• NZD/USD fades bounce off the latest 15-pip trading range around 0.7250.
  • Market sentiment dwindles amid mixed catalysts, US dollar strength.
  • New Zealand’s ANZ – Roy Morgan Consumer Confidence rallies to pre-pandemic top in April.
  • China NBS Manufacturing PMI, Non-Manufacturing PMI will offer immediate direction.

NZD/USD sellers attack the lower end of the immediate trading range between 0.7240 and 0.7255 amid the initial Asian session on Friday. Even so, the kiwi pair fails to portray a decisive move with a 0.04% intraday loss by the press time.

The reason could be traced from the mixed catalysts affecting the market sentiment as well as upbeat New Zealand data.

Among the risk catalysts, doubts over China’s curbs on big technology firms and AstraZeneca’s struggle to get second regulatory approval for its covid vaccine recently weigh on the risk-on mood. On the positive side, BioNTech Chief’s vaccine optimism over the Indian strain of the coronavirus (COVID-19) as well as Wall Street’s upbeat performance battles the bears.

Talking about data, The OZ nation’s ANZ – Roy Morgan Consumer Confidence for April jumps 115.8 from 110.8 prior. In doing so, the sentiment gauge rallies to the highest since February 2020. On Thursday, preliminary readings of the US Q1 GDP crossed 6.1% upbeat forecast and 4.3% prior with 6.5% figures.

It’s worth mentioning that the gradually firming reflation risk, mainly due to the jump in the US inflation expectations, hopes of further stimulus and upbeat data, seem to recently tame the market optimism.
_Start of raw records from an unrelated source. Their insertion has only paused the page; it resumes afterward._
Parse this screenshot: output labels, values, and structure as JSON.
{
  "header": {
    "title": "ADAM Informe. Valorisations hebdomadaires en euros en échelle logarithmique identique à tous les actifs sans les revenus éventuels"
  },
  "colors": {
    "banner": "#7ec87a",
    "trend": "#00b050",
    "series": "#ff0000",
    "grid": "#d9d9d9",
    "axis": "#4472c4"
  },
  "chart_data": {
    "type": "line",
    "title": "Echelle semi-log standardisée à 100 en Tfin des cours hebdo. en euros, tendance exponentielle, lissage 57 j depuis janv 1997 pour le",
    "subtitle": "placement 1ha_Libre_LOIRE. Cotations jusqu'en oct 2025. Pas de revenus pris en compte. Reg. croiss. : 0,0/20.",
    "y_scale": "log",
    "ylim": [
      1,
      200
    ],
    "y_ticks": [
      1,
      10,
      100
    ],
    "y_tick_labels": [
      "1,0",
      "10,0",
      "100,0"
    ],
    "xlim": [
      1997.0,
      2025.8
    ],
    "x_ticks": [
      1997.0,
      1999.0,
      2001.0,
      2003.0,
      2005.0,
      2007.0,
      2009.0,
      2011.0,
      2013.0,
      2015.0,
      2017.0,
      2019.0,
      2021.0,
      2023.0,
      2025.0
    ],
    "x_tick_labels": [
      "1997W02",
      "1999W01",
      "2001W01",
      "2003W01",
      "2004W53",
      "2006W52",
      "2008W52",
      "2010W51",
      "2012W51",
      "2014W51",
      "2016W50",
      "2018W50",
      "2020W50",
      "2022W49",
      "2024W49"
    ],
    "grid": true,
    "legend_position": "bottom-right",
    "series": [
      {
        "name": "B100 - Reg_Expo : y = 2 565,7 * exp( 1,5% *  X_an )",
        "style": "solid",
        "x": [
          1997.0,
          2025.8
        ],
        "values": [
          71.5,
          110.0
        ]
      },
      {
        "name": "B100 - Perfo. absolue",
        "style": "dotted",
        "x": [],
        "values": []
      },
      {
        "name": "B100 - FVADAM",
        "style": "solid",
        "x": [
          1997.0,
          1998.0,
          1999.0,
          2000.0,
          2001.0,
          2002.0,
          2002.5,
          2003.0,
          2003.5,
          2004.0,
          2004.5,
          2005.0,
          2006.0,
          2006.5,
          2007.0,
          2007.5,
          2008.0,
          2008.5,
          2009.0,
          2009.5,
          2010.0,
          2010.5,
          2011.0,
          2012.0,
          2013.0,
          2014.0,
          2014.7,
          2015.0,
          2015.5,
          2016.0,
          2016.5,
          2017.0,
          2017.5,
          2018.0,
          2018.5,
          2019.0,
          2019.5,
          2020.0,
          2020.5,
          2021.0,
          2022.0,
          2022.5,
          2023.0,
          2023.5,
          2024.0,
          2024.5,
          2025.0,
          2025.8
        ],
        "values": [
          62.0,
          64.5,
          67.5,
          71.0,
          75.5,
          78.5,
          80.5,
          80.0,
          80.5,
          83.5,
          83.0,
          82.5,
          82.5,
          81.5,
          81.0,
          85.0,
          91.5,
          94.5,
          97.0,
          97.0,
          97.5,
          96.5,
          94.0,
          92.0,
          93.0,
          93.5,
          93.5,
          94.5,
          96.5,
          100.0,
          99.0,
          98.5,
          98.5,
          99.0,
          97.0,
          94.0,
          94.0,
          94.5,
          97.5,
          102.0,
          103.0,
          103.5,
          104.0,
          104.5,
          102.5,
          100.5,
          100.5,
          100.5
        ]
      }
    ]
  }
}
Also, the COVID-19 woes in India and the uneven vaccinations in the West are an extra burden on the traders.

As a result, S&P 500 Futures refrain from following Wall Street’s gains while taking rounds to 4,200 by the press time.

Looking forward, NZD/USD traders will keep their eyes on the risk-related headlines ahead of China’s official Manufacturing and Non-Manufacturing PMI for April. Forecasts suggest the headlines NBS Manufacturing PMI to ease from 51.9 previous readouts to 51.7 while the Non-Manufacturing PMI may step back from 56.3 to 52.6.

Should data from the key commodity user come in weaker, the latest US dollar recovery may exert additional downside pressure on the NZD/USD prices that currency tease the seven-week top.

NZD/USD bulls seem tiring ahead of the previous month’s top near 0.7310. However, bears may not risk entries unless witnessing a sustained break below 50-day and 100-day SMA convergence near 0.7165-55.